Higher-order Alexander invariants of plane algebraic curves

TL;DR

This paper introduces new higher-order Alexander invariants for plane algebraic curves, extending tools from knot and 3-manifold theory to study the fundamental groups of curve complements.

Contribution

It defines higher-order Alexander modules and degrees for algebraic curves, providing new obstructions on possible fundamental groups of affine curve complements.

Findings

Higher-order degrees are finite for curves in general position at infinity.

New invariants distinguish different types of fundamental groups.
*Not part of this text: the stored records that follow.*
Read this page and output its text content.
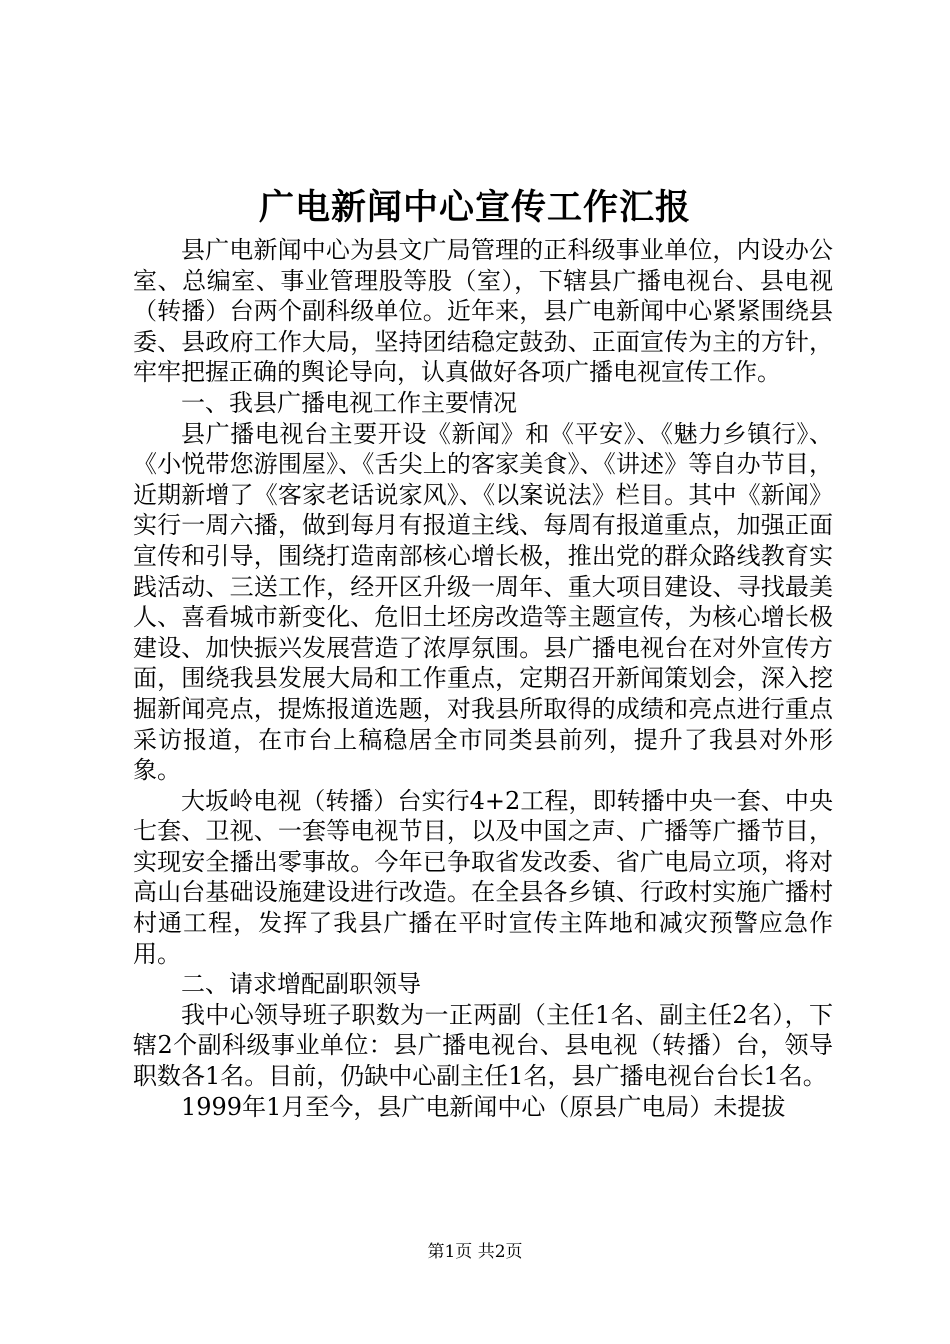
广电新闻中心宣传工作汇报

县广电新闻中心为县文广局管理的正科级事业单位，内设办公室、总编室、事业管理股等股（室），下辖县广播电视台、县电视（转播）台两个副科级单位。近年来，县广电新闻中心紧紧围绕县委、县政府工作大局，坚持团结稳定鼓劲、正面宣传为主的方针，牢牢把握正确的舆论导向，认真做好各项广播电视宣传工作。

一、我县广播电视工作主要情况

县广播电视台主要开设《新闻》和《平安》、《魅力乡镇行》、《小悦带您游围屋》、《舌尖上的客家美食》、《讲述》等自办节目，近期新增了《客家老话说家风》、《以案说法》栏目。其中《新闻》实行一周六播，做到每月有报道主线、每周有报道重点，加强正面宣传和引导，围绕打造南部核心增长极，推出党的群众路线教育实践活动、三送工作，经开区升级一周年、重大项目建设、寻找最美人、喜看城市新变化、危旧土坯房改造等主题宣传，为核心增长极建设、加快振兴发展营造了浓厚氛围。县广播电视台在对外宣传方面，围绕我县发展大局和工作重点，定期召开新闻策划会，深入挖掘新闻亮点，提炼报道选题，对我县所取得的成绩和亮点进行重点采访报道，在市台上稿稳居全市同类县前列，提升了我县对外形象。

大坂岭电视（转播）台实行4+2工程，即转播中央一套、中央七套、卫视、一套等电视节目，以及中国之声、广播等广播节目，实现安全播出零事故。今年已争取省发改委、省广电局立项，将对高山台基础设施建设进行改造。在全县各乡镇、行政村实施广播村村通工程，发挥了我县广播在平时宣传主阵地和减灾预警应急作用。

二、请求增配副职领导

我中心领导班子职数为一正两副（主任1名、副主任2名），下辖2个副科级事业单位：县广播电视台、县电视（转播）台，领导职数各1名。目前，仍缺中心副主任1名，县广播电视台台长1名。

1999年1月至今，县广电新闻中心（原县广电局）未提拔

第1页 共2页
Obstructions to certain groups arising as curve complement groups.

Abstract

We define new higher-order Alexander modules $\mathcal{A}_n(C)$ and higher-order degrees $\delta_n(C)$ which are invariants of the algebraic planar curve $C$. These come from analyzing the module structure of the homology of certain solvable covers of the complement of the curve $C$. These invariants are in the spirit of those developed by T. Cochran in \cite{C} and S. Harvey in \cite{H} and \cite{Har}, which were used to study knots, 3-manifolds, and finitely presented groups, respectively. We show that for curves in general position at infinity, the higher-order degrees are finite. This provides new obstructions on the type of groups that can arise as fundamental groups of complements to affine curves in general position at infinity.